An employee came over to try and straighten it up before closing. I watched as she picked up a bag of candy off the floor. She placed it back on on the shelf. It slid off. She picked it back up. It slid off again. She picked it back up. It hit the floor again with a big fat plop. She muttered something under her breath and walked away. People, what I’m saying is, this aisle knows. The aisle of cheap, sad candy KNOWS.
I had to buy some to review it. To love it. To celebrate it.
Palmer’s “Christmas Mix”
Cheapness Factor: $3
Here. This image encapsulates the crappiness factor. It’s that foil wrapper, with no apparent place to start peeling it off. So you just attempt to peel it anywhere you can, but it only rips off a tiny piece. It takes twenty minutes to open to this candy and it won’t be worth it.

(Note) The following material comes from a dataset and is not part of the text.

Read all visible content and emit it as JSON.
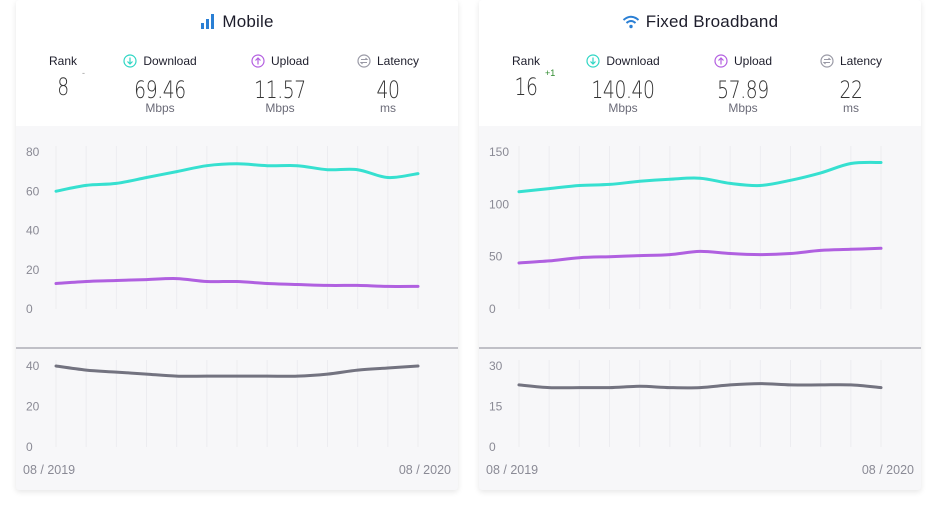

Even though the bag advertises a variety mix of “fudge bells” and “peanut butter cups” and “Crisp Kringles,” I can tell you that they all taste exactly the same — like sawdust.
Jolly Holidays Chocolate Chip Cookies
Cheapness Factor: .90
I mean, look at them. They look they were rejected from a box of Cookie Crisp cereal. They’re dry, chalky, gritty, and don’t taste like chocolate chip. Oddly enough, they taste like peanuts. Also oddly enough, I quite liked them. They remind me of the paltry little dessert you get with your Fiestada in the elementary school cafeteria.

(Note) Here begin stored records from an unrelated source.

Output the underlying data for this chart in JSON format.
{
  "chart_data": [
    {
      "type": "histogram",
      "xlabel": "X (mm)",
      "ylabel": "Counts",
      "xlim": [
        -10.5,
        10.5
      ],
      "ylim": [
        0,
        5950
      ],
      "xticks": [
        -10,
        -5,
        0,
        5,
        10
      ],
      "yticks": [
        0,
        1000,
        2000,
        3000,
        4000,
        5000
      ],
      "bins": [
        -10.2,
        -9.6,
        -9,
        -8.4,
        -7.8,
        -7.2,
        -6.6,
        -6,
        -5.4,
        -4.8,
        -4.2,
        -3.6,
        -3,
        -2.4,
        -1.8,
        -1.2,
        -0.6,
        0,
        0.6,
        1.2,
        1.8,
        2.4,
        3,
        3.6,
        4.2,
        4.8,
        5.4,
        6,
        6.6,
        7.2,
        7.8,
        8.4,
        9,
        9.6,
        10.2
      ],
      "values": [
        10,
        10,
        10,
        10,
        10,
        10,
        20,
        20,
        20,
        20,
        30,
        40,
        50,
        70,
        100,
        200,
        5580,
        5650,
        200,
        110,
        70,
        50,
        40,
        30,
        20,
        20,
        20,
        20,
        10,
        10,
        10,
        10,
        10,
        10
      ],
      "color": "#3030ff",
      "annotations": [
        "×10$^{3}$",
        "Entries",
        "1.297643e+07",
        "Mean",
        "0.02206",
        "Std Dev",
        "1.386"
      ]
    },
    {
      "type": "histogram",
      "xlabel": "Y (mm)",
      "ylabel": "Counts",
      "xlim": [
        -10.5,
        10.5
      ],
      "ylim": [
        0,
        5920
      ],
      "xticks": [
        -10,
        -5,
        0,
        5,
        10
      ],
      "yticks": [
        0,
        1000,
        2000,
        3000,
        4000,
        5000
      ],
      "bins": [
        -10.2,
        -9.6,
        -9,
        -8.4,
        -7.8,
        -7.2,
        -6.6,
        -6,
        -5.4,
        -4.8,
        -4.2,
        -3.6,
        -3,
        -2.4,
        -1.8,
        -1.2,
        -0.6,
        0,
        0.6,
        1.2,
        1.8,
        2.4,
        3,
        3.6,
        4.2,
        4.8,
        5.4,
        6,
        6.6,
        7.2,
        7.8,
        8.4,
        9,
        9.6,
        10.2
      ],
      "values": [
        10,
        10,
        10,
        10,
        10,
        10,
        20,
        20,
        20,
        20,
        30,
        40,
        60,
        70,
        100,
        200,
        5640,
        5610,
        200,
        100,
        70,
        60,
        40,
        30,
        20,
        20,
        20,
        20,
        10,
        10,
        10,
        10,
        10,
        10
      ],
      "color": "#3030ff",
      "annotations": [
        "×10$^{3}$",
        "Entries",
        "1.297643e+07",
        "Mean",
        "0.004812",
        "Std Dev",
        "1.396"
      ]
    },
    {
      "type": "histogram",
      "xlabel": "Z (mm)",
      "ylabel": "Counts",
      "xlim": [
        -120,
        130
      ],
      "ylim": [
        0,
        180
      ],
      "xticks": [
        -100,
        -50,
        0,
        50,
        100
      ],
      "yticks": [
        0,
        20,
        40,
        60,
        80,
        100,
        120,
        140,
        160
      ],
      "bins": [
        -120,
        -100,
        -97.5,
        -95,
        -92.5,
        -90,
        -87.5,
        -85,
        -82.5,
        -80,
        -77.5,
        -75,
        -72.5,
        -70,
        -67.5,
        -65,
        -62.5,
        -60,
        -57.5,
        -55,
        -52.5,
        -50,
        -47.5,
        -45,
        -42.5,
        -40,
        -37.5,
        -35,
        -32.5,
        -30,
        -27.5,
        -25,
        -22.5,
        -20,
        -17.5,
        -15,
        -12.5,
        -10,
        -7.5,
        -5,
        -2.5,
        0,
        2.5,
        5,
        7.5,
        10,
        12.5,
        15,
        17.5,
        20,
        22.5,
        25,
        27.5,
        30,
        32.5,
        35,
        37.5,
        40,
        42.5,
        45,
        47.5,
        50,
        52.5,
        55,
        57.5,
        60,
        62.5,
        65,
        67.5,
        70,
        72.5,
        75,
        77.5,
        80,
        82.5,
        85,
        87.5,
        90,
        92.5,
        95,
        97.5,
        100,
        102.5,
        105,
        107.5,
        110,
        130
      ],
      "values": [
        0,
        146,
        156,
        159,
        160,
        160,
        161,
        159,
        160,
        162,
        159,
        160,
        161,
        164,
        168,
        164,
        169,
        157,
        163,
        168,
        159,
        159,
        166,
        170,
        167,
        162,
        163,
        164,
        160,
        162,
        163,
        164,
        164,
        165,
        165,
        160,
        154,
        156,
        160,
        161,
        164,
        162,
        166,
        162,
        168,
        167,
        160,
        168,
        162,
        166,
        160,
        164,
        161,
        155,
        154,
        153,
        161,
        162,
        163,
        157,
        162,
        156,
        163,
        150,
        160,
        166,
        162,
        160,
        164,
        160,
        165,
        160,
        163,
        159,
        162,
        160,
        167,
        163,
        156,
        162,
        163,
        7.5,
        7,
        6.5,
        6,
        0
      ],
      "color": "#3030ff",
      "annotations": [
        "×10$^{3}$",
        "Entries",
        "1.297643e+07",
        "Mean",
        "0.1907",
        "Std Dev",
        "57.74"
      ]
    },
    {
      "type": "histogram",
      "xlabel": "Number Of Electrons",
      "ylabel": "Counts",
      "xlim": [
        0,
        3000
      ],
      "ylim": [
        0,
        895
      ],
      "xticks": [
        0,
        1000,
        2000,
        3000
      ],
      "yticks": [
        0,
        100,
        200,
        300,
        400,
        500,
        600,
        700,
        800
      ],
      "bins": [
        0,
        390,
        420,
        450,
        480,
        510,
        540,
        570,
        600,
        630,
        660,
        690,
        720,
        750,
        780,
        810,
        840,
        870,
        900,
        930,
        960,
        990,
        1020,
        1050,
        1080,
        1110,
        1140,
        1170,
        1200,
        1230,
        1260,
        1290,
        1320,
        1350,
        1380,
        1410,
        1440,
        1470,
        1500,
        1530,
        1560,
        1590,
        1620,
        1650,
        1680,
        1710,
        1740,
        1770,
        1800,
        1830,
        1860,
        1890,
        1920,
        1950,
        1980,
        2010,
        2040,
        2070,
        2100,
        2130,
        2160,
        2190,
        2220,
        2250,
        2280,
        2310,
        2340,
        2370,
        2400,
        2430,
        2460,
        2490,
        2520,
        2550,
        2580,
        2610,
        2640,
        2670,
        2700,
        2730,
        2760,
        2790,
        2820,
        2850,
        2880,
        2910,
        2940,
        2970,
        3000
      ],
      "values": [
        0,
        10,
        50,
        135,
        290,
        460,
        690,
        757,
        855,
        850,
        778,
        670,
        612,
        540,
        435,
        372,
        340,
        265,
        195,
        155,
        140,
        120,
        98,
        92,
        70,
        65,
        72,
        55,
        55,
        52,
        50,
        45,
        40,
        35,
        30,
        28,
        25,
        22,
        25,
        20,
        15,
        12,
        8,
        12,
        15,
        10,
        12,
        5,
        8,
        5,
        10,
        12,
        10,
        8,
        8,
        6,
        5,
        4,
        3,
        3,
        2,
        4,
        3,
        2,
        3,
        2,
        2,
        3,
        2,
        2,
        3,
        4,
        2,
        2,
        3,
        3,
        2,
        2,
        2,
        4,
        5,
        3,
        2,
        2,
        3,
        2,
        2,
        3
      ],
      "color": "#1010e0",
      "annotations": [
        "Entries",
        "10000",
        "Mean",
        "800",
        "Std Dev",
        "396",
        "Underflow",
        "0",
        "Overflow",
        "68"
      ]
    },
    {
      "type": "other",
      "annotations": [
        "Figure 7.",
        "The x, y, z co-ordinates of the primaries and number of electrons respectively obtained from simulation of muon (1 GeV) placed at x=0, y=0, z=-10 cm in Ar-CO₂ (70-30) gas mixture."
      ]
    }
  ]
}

Spangler Christmas Circus Peanuts – Peppermint
Cheapness Factor: $2
Circus Peanuts are one of those things that you either hate or YOU HATE. Normally they taste like the couch upholstery. I couldn’t wait to find out what they tasted like if you added peppermint into the mix.
Words cannot convey how truly disgusting these are. But I will try. It’s like a marshmallow, with all hints of marshmallow removed, leaving behind only the skeletal dehydrated husk, then pumped full of polyfill, flavored with the toothpaste scum that’s dried on the bottom of your toothbrush holder — but hell, even that sounds more appealing than what I just put in my mouth.
It’s bad. It’s nightmares.
Sweet’s Cinnamon Santas
Cheapness Factor: $2
This artwork seriously depresses me.
Tastes like: potpourri. I’m actually pretty sure THIS IS potpourri, accidentally packaged as candy.
I take back everything I said. I hate sad Christmas candy. I do not love it.